What Genuine Psychological Wellbeing Actually Requires
Martin Seligman's PERMA model of wellbeing, developed as part of the positive psychology research programme, identifies five evidence-based components of psychological flourishing: positive emotion, engagement, relationships, meaning, and accomplishment. The research underlying this framework, and the broader literature on what actually predicts psychological wellbeing across populations, is reasonably clear about what matters and what does not.
What matters, according to this research, includes the quality and depth of social relationships, which consistently emerge as among the strongest predictors of psychological wellbeing across almost every major longitudinal study including the Harvard Study of Adult Development. It includes having a sense of purpose or meaning, access to sufficient material security that basic needs are reliably met, the experience of autonomy and competence, and opportunities for genuine engagement with activities that produce absorption and mastery. It includes, where needed, access to evidence-based mental health treatment for clinical conditions.

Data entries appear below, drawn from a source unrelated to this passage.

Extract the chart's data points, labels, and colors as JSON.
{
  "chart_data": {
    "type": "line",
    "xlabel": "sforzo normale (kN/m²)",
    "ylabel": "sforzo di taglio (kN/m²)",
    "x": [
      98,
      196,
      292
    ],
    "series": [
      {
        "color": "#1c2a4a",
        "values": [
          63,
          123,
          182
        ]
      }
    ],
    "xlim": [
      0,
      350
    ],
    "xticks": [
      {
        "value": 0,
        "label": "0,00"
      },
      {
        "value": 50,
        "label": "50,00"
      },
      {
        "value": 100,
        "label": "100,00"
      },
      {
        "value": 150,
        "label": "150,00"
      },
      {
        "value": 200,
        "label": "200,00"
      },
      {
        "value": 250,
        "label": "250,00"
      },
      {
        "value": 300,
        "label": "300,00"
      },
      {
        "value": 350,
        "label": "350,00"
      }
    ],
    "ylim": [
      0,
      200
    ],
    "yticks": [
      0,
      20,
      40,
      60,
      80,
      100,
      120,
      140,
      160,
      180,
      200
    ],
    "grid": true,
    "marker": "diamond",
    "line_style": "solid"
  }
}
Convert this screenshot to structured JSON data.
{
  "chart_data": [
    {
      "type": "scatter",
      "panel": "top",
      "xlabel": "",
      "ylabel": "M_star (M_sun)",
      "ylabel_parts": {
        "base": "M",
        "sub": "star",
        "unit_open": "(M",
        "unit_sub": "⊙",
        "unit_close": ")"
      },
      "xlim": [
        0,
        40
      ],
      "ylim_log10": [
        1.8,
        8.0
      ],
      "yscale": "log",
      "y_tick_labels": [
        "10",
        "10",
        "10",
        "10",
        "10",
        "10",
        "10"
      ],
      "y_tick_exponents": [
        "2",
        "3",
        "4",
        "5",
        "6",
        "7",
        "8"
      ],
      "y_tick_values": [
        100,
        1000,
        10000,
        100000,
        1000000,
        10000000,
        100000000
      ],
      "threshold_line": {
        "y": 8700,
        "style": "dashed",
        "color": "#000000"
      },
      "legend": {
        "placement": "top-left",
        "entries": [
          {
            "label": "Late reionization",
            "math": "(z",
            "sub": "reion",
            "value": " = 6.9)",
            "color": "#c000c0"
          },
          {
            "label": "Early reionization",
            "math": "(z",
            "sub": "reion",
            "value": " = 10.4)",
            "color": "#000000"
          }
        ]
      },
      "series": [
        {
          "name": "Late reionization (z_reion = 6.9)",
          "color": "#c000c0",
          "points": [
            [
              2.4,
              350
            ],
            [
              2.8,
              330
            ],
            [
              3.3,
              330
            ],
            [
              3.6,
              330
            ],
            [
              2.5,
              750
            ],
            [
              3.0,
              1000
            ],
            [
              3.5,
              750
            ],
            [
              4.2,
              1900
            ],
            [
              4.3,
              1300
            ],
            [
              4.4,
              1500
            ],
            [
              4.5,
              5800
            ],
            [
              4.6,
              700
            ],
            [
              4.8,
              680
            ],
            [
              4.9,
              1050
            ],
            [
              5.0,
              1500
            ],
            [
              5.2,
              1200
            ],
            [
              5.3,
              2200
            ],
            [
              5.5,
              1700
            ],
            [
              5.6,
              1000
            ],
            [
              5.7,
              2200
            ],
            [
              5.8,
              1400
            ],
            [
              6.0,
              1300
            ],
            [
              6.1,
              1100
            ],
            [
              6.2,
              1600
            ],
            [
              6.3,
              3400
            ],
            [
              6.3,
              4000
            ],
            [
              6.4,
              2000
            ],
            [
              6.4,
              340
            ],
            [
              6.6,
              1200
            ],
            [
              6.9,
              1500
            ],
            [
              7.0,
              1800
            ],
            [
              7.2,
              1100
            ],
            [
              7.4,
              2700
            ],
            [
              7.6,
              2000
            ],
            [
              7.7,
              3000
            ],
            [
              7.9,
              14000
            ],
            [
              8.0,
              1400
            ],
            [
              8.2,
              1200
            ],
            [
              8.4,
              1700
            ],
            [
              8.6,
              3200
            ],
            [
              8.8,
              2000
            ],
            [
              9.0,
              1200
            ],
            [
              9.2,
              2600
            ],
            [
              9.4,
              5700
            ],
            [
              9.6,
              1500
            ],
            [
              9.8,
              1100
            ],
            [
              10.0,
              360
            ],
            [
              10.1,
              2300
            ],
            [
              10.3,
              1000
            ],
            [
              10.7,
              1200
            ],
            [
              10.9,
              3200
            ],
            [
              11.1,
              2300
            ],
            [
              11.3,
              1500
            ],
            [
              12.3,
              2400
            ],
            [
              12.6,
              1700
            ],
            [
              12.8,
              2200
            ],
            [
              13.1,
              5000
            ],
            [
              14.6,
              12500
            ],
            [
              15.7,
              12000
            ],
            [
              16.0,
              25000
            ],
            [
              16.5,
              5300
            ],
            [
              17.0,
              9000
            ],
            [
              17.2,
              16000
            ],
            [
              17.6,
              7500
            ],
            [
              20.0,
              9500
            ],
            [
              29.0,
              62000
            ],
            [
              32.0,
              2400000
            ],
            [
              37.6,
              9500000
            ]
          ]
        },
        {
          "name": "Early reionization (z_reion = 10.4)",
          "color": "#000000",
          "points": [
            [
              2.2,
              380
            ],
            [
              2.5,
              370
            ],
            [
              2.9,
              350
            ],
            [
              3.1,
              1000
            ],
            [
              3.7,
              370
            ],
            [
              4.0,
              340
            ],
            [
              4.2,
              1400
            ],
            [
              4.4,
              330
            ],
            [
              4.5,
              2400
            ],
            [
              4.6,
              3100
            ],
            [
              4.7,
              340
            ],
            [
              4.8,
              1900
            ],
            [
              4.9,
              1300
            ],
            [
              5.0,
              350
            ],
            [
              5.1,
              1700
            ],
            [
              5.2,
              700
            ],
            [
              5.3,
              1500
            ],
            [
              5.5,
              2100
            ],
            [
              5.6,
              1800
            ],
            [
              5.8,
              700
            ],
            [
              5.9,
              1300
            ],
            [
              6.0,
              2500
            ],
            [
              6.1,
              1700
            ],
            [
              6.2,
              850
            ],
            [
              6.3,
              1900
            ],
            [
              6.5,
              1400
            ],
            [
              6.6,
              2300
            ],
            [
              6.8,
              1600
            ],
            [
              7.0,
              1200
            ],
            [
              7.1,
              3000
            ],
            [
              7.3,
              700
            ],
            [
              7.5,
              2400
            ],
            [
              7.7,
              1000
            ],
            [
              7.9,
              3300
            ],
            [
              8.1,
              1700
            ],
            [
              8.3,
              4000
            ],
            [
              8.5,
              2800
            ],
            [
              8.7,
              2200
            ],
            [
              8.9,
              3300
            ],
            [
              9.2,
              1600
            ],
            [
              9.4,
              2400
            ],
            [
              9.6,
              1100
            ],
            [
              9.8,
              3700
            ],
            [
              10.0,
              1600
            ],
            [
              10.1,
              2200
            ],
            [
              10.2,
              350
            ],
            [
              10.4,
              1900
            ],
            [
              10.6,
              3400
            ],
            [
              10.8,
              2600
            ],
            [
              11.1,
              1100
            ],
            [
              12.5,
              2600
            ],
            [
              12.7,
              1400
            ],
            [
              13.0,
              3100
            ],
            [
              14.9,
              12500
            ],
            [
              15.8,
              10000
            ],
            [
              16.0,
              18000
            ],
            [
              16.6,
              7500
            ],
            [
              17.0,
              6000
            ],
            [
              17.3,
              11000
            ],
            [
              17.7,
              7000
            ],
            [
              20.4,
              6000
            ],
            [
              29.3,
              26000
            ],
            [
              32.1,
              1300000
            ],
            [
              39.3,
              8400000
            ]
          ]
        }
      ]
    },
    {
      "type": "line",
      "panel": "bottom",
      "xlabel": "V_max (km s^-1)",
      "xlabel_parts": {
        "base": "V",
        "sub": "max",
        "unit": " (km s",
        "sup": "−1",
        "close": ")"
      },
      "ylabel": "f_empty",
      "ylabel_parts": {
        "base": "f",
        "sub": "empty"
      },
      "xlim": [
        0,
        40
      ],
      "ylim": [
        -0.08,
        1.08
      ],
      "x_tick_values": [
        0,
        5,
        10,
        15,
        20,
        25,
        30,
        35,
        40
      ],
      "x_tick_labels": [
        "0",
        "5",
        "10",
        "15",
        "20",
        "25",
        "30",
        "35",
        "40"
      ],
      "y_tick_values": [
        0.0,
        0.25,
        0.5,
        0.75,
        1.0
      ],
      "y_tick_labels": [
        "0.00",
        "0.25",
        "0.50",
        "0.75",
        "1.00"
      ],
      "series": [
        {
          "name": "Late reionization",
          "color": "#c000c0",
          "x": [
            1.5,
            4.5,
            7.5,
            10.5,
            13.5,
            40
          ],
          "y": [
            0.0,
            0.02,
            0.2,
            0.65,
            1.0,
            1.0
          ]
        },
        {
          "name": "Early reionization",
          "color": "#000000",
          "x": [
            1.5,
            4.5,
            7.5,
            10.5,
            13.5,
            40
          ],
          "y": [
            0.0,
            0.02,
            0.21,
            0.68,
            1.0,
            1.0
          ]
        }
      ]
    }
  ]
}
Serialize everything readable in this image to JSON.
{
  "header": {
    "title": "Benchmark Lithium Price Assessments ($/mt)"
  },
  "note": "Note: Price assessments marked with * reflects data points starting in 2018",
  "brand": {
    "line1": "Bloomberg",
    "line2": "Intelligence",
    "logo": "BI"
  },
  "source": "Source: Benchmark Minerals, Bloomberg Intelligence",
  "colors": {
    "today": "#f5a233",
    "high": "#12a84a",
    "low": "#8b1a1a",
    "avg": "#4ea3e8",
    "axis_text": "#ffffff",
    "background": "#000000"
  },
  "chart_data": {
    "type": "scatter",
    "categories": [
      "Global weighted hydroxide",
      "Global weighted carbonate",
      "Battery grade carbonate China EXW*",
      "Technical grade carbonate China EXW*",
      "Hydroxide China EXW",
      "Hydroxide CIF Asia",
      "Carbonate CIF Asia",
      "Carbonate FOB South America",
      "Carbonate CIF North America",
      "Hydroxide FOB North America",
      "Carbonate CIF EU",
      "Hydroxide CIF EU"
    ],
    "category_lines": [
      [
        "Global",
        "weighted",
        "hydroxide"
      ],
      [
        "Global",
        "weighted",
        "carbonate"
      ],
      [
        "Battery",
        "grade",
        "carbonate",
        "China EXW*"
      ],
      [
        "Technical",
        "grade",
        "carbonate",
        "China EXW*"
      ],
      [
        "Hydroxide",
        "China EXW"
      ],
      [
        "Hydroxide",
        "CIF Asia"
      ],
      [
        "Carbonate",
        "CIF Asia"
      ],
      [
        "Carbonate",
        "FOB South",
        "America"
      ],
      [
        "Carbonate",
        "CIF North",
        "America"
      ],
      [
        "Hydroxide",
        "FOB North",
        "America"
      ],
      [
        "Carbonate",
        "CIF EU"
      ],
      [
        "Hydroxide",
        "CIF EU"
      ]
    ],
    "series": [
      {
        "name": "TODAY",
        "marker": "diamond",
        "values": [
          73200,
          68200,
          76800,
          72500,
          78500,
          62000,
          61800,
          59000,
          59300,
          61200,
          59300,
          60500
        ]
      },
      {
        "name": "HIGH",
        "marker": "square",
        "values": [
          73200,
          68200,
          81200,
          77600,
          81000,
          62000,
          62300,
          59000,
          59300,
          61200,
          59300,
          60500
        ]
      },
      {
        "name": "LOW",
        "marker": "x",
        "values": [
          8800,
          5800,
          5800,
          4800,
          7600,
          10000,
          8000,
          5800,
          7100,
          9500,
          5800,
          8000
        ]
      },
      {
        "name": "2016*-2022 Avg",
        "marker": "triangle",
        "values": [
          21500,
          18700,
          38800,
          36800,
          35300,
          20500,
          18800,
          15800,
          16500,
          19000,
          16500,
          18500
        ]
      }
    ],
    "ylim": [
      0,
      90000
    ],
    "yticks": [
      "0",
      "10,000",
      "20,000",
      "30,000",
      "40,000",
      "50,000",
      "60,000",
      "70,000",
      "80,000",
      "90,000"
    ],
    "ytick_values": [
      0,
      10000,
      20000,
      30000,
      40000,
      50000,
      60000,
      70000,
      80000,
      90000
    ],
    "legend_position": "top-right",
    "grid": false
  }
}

None of these findings require the purchase of any product. Most of them are either free or structurally determined by conditions that individual consumer choices cannot significantly alter. The research base that actually supports psychological wellbeing is in most cases not the research base that the wellness industry's products are built on, because the genuine research base does not generate a compelling product catalogue.
The wellness industry is not entirely without value. Some of what it sells, evidence-based therapy, genuinely beneficial nutritional interventions for specific clinical conditions, practices like meditation and exercise that have real effects on wellbeing, are worth the investment. The problem is not that wellness is uniformly fraudulent. The problem is that the industry has organised itself around perpetuating the sense that you are not yet well, packaging that perpetual insufficiency in the language of care and empowerment, and charging you repeatedly for access to a state of completion that the business model structurally requires you to never reach. That is worth naming, clearly, before you buy the next thing.